Kerber a dit non

Parfois, c’est tellement écrit d’avance que ça dérape. Souvent, même. Ce n’est pas un avertissement de plus pour l’équipe de France à la veille de sa finale de la Coupe du monde 2018, mais ça pourrait. Non, le 24e titre du Grand Chelem n’était pas automatique pour Serena Williams. C’est Angelique Kerber qui a conquis le troisième de sa carrière face à l’Américaine, maîtrisant sa partition de bout en bout (6-3, 6-3) face à la légende, tout simplement émoussée et hors du coup. Autant physiquement que mentalement, sans doute.

Serena Williams a essayé de faire le jeu, mais elle a arrosé (23 coups gagnants, 24 fautes directes). En face, Kerber la métronomique n’a commis que cinq petites fautes directes (11 coups gagnants). Sur une finale, avec toute la charge émotionnelle que ça comporte, c’est remarquable. "Tu es une grande personne et une championne, je suis sûre que ton prochain tournoi du Grand Chelem t’attend très vite, clame l’Allemande en direction de son aînée (sur beIN SPORTS). Je devais jouer mon meilleur tennis face à une telle championne. C’était ma deuxième chance, j’ai profité de chaque seconde sur ce court et ce tournoi."

"Je suis déçue, mais en fait je ne peux pas..."

La première chance, c’était en 2016, mais Serena Williams s’était cette fois imposée. Plus tôt dans la saison, Kerber l’avait battue en Australie (avant de s’imposer à nouveau à l’US Open, la même année, face à Karolina Pliskova). "Je suis tellement heureuse d’être allée si loin, assure celle qui demeure donc à 23 trophées du Grand Chelem, en attendant mieux (pour la BBC). Bien sûr que je suis déçue, mais en fait je ne peux pas… C’est très bien, je vais juste continuer de me battre pour aller plus loin."

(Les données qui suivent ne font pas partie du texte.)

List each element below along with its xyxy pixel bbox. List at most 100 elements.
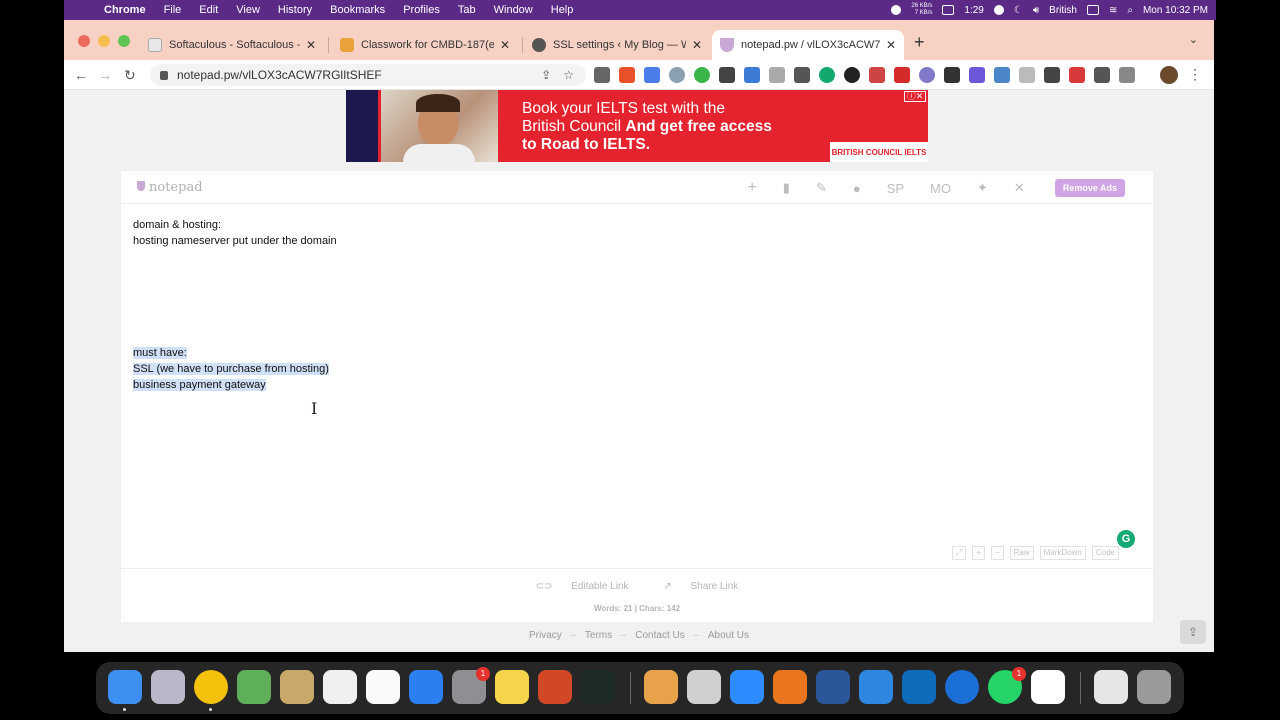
- preview-icon[interactable]: [687, 670, 721, 704]
- remove-ads-button[interactable]: Remove Ads: [1054, 179, 1125, 197]
- close-tab-icon[interactable]: ✕: [500, 38, 510, 52]
- extension-icon[interactable]: [1044, 67, 1060, 83]
- extension-icon[interactable]: [619, 67, 635, 83]
- back-icon[interactable]: ←: [74, 67, 88, 83]
- gmail-extension-icon[interactable]: [869, 67, 885, 83]
- record-icon[interactable]: [891, 5, 902, 15]
- notepad-logo[interactable]: notepad: [137, 180, 203, 195]
- activity-monitor-icon[interactable]: [581, 670, 615, 704]
- close-tab-icon[interactable]: ✕: [886, 38, 896, 52]
- ielts-ad-banner[interactable]: Book your IELTS test with the British Co…: [346, 90, 928, 162]
- extension-icon[interactable]: [1019, 67, 1035, 83]
- battery-icon[interactable]: [942, 5, 955, 15]
- close-window-button[interactable]: [78, 35, 90, 47]
- raw-button[interactable]: Raw: [1009, 546, 1034, 560]
- bookmark-star-icon[interactable]: ☆: [563, 68, 574, 82]
- new-note-icon[interactable]: +: [747, 179, 756, 197]
- powerpoint-icon[interactable]: [538, 670, 572, 704]
- app-store-icon[interactable]: [409, 670, 443, 704]
- expand-button[interactable]: ⤢: [951, 546, 967, 560]
- share-link-button[interactable]: ↗ Share Link: [655, 581, 746, 592]
- menu-window[interactable]: Window: [494, 4, 533, 16]
- finder-icon[interactable]: [108, 670, 142, 704]
- menu-history[interactable]: History: [278, 4, 312, 16]
- extension-icon[interactable]: [944, 67, 960, 83]
- tool-sp-button[interactable]: SP: [887, 181, 904, 196]
- tool-mo-button[interactable]: MO: [930, 181, 951, 196]
- teamviewer-icon[interactable]: [945, 670, 979, 704]
- xcode-icon[interactable]: [859, 670, 893, 704]
- zoom-window-button[interactable]: [118, 35, 130, 47]
- word-icon[interactable]: [816, 670, 850, 704]
- menu-edit[interactable]: Edit: [199, 4, 218, 16]
- extension-icon[interactable]: [844, 67, 860, 83]
- lock-note-icon[interactable]: ▮: [783, 180, 790, 196]
- keyboard-layout[interactable]: British: [1049, 5, 1077, 16]
- clock[interactable]: Mon 10:32 PM: [1143, 5, 1208, 16]
- menu-tab[interactable]: Tab: [458, 4, 476, 16]
- editable-link-button[interactable]: ⊂⊃ Editable Link: [528, 581, 637, 592]
- translate-extension-icon[interactable]: [644, 67, 660, 83]
- more-menu-icon[interactable]: ⋮: [1188, 66, 1202, 83]
- battery-status-icon[interactable]: [1086, 5, 1099, 15]
- menu-app-name[interactable]: Chrome: [104, 4, 146, 16]
- spotlight-icon[interactable]: ⌕: [1127, 5, 1133, 16]
- tab-search-chevron-icon[interactable]: ⌄: [1189, 33, 1198, 46]
- extension-icon[interactable]: [694, 67, 710, 83]
- tools-icon[interactable]: ✕: [1014, 180, 1025, 196]
- volume-icon[interactable]: 🔊︎: [1033, 5, 1039, 16]
- maps-icon[interactable]: [237, 670, 271, 704]
- globe-extension-icon[interactable]: [669, 67, 685, 83]
- moon-icon[interactable]: ☾: [1014, 5, 1023, 16]
- minimize-window-button[interactable]: [98, 35, 110, 47]
- sublime-icon[interactable]: [644, 670, 678, 704]
- menu-view[interactable]: View: [236, 4, 260, 16]
- lock-icon[interactable]: [160, 70, 168, 80]
- contact-link[interactable]: Contact Us: [635, 630, 684, 641]
- search-extension-icon[interactable]: [994, 67, 1010, 83]
- user-icon[interactable]: ●: [853, 181, 861, 196]
- menu-help[interactable]: Help: [551, 4, 574, 16]
- grammarly-icon[interactable]: G: [1117, 530, 1135, 548]
- launchpad-icon[interactable]: [151, 670, 185, 704]
- forward-icon[interactable]: →: [98, 67, 112, 83]
- close-tab-icon[interactable]: ✕: [306, 38, 316, 52]
- extensions-puzzle-icon[interactable]: [1094, 67, 1110, 83]
- new-tab-icon[interactable]: +: [914, 32, 925, 53]
- outlook-icon[interactable]: [902, 670, 936, 704]
- acrobat-extension-icon[interactable]: [894, 67, 910, 83]
- about-link[interactable]: About Us: [708, 630, 749, 641]
- download-extension-icon[interactable]: [744, 67, 760, 83]
- note-textarea[interactable]: domain & hosting: hosting nameserver put…: [133, 217, 337, 393]
- tab-notepad[interactable]: notepad.pw / vlLOX3cACW7RG ✕: [712, 30, 904, 60]
- tab-classwork[interactable]: Classwork for CMBD-187(ecor ✕: [332, 30, 518, 60]
- notes-icon[interactable]: [495, 670, 529, 704]
- zoom-in-button[interactable]: +: [972, 546, 985, 560]
- lightbulb-icon[interactable]: ✦: [977, 180, 988, 196]
- chrome-icon[interactable]: [194, 670, 228, 704]
- trash-icon[interactable]: [1137, 670, 1171, 704]
- address-url[interactable]: notepad.pw/vlLOX3cACW7RGlItSHEF: [177, 68, 541, 82]
- document-icon[interactable]: [1094, 670, 1128, 704]
- extension-icon[interactable]: [919, 67, 935, 83]
- code-button[interactable]: Code: [1091, 546, 1119, 560]
- side-panel-icon[interactable]: [1119, 67, 1135, 83]
- eyedropper-extension-icon[interactable]: [594, 67, 610, 83]
- privacy-link[interactable]: Privacy: [529, 630, 562, 641]
- tab-softaculous[interactable]: Softaculous - Softaculous - W ✕: [140, 30, 324, 60]
- extension-icon[interactable]: [794, 67, 810, 83]
- address-bar[interactable]: notepad.pw/vlLOX3cACW7RGlItSHEF ⇪ ☆: [150, 64, 586, 86]
- camera-extension-icon[interactable]: [769, 67, 785, 83]
- font-extension-icon[interactable]: [719, 67, 735, 83]
- edit-pencil-icon[interactable]: ✎: [816, 180, 827, 196]
- vlc-icon[interactable]: [773, 670, 807, 704]
- wifi-icon[interactable]: ≋: [1109, 5, 1117, 16]
- reload-icon[interactable]: ↻: [124, 67, 136, 84]
- menu-bookmarks[interactable]: Bookmarks: [330, 4, 385, 16]
- ad-close-icon[interactable]: ⓘ✕: [904, 91, 926, 102]
- tab-ssl-settings[interactable]: SSL settings ‹ My Blog — Word ✕: [524, 30, 710, 60]
- extension-icon[interactable]: [969, 67, 985, 83]
- notion-icon[interactable]: [1031, 670, 1065, 704]
- menu-file[interactable]: File: [164, 4, 182, 16]
- focus-icon[interactable]: [993, 5, 1004, 15]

On rappelle le contexte: une grossesse pour Serena Williams, un bébé il y a moins d’un an (début septembre 2017), un retour comme elle a pu sur ce début de saison, avec notamment ce malheureux forfait à Roland-Garros alors qu’elle allait défier Maria Sharapova en huitièmes de finale. Retombée au 181e rang mondial, elle va bien évidemment très vite retrouver un rang digne de son nom. Celui qui, à 36 ans, lui permet encore de croire assez sereinement qu’elle rejoindra Margaret Court et ses 24 victoires.